Placide, le rapporteur général de la commission des finances, Joël Giraud, sort de sa poche une phrase d’Éliane Houlette, la magistrate qui dirige le parquet national financier, religieusement citée : « Le rôle de filtre assuré par la CIF est une bonne chose, il faut être pragmatique : nous serions dans l’incapacité de traiter l’ensemble des plaintes. » Loin d’acter le manque de moyens de la justice, Nicole Belloubet vante les « aspects extrêmement pratiques » d’un « verrou » qui permet « des rentrées fiscales non négligeables », ainsi que « d’éviter une surpénalisation systématique de la fraude ». Sur son banc, la rapporteure des projets de loi, l’avocate Yaël Braun-Pivet (LREM, premier mandat), ne dit pas la même chose, ni le contraire d’ailleurs, proposant de « procéder à l’examen approfondi du dispositif » à l’aide d’une mission parlementaire. « Des travaux, on en a des sacs et des sacs ! », fulmine André Chassaigne (PCF). Malgré le soutien de l’ensemble des communistes, des insoumis et des « Constructifs », rejoints par 27 LR (sur 41), plusieurs frontistes dont Marine Le Pen et Louis Aliot, 2 socialistes (sur 9), et un original LREM, la suppression du « verrou de Bercy » est repoussée.
Mais l’hémicycle est chauffé à blanc pour l’option de repli, moins clivante, déjà votée par le Sénat, et proposant juste une brèche dans le « verrou ». Pourquoi ne pas autoriser la justice, par exception, à engager des poursuites en solo lorsqu’elle tombe sur des faits de fraude fiscale au détour d’une enquête déjà ouverte ? Cette fois, le scrutin est serré. Tous les députés PS et Modem se rallient, laissant le groupe « macroniste » isolé et fissuré, avec 12 voix pour et 10 abstentions. L’amendement échoue à 21 voix près.
Les hauts fonctionnaires ignorés
Brusquement, en milieu de semaine, l’oratrice du groupe LREM annonce un nouveau nom de baptême. On bascule de « confiance dans l’action publique » à « confiance dans la vie politique ». Depuis le premier jour, les oppositions de gauche et de droite pilonnent en effet sur le pantouflage des hauts fonctionnaires et conseillers ministériels, leurs « va-et-vient » vers le privé, que l’intitulé d’origine paraît englober. « L’action publique, c’est large, sinon c’est de la publicité mensongère ! », soutient Ugo Bernalicis (FI). Or amendement après amendement, la ministre dénonce des « cavaliers législatifs », des hors-sujet. La majorité décide alors de graver dans le marbre un titre qui cible officiellement les responsables « politiques » et s’arrête aux portes de l’administration.

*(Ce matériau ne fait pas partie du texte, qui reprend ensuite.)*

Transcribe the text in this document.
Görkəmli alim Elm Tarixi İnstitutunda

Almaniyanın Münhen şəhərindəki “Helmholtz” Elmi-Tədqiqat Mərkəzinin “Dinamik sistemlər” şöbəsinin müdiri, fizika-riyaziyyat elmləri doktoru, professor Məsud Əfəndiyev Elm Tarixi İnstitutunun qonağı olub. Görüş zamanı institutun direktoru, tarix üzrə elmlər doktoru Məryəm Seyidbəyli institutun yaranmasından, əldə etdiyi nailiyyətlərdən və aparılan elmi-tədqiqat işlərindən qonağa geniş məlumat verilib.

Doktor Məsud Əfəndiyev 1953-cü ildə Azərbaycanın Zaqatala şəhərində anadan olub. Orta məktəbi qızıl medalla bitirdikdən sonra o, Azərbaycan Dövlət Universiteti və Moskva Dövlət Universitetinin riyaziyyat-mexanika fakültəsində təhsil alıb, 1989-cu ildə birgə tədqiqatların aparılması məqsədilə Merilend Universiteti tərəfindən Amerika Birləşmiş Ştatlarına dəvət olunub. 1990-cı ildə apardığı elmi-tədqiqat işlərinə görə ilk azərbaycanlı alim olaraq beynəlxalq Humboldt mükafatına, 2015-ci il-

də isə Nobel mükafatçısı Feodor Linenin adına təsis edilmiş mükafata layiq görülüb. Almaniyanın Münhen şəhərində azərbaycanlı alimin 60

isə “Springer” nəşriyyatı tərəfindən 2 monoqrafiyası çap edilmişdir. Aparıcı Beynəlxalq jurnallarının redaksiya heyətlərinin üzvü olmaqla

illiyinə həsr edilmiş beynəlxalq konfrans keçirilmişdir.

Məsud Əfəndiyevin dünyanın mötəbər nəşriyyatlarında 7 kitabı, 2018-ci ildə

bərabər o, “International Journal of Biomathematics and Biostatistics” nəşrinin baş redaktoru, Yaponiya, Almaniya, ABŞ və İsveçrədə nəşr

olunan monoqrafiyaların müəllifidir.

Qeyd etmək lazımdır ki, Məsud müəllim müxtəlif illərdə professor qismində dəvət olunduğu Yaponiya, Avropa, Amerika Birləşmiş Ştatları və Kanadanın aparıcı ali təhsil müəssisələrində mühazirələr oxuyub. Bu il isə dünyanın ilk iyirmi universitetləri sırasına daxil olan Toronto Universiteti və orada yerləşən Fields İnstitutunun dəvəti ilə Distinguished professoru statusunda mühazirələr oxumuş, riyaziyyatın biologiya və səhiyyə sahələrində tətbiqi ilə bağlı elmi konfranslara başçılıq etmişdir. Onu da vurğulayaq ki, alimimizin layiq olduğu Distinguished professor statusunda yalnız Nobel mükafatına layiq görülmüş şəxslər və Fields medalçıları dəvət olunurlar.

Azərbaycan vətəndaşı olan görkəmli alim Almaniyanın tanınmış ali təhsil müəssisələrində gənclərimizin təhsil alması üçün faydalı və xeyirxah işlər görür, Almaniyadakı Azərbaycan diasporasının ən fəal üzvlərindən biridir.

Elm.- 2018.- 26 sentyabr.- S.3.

« Le terme pantouflage est un euphémisme pour évoquer les conflits d’intérêts de coulisse érigés en mode de gouvernance permanent, tance pourtant Delphine Batho (PS). Les membres de cabinet emportent leur carnet d’adresses dans le secteur privé puis reviennent, tout en veillant à un certain nombre d’intérêts. Il faut une frontière étanche. » L’ancien vice-président de l’Assemblée, Marc Le Fur (LR), ravit ses troupes en lâchant : « Nous, les parlementaires, sommes protégés non par notre vertu mais par la collégialité. Dans une administration, le ministre agit seul, il a un passé, des intérêts peut-être. Il en va de même pour son directeur d’administration. Alors qu’on en finisse avec la stigmatisation des parlementaires et qu’on construise une loi équilibrée ! » Le départ de Bruno Bézard, directeur du Trésor recruté en 2016 par un fonds d’investissement franco-chinois, revient sur toutes les langues, preuve que la commission de déontologie de la fonction publique (chargée de surveiller le pantouflage des fonctionnaires) serait trop coulante. Mais tous les amendements durcissant les règles, notamment sur les sas d’attente et « décontamination », sont écartés alors que le Sénat en avait adopté une batterie.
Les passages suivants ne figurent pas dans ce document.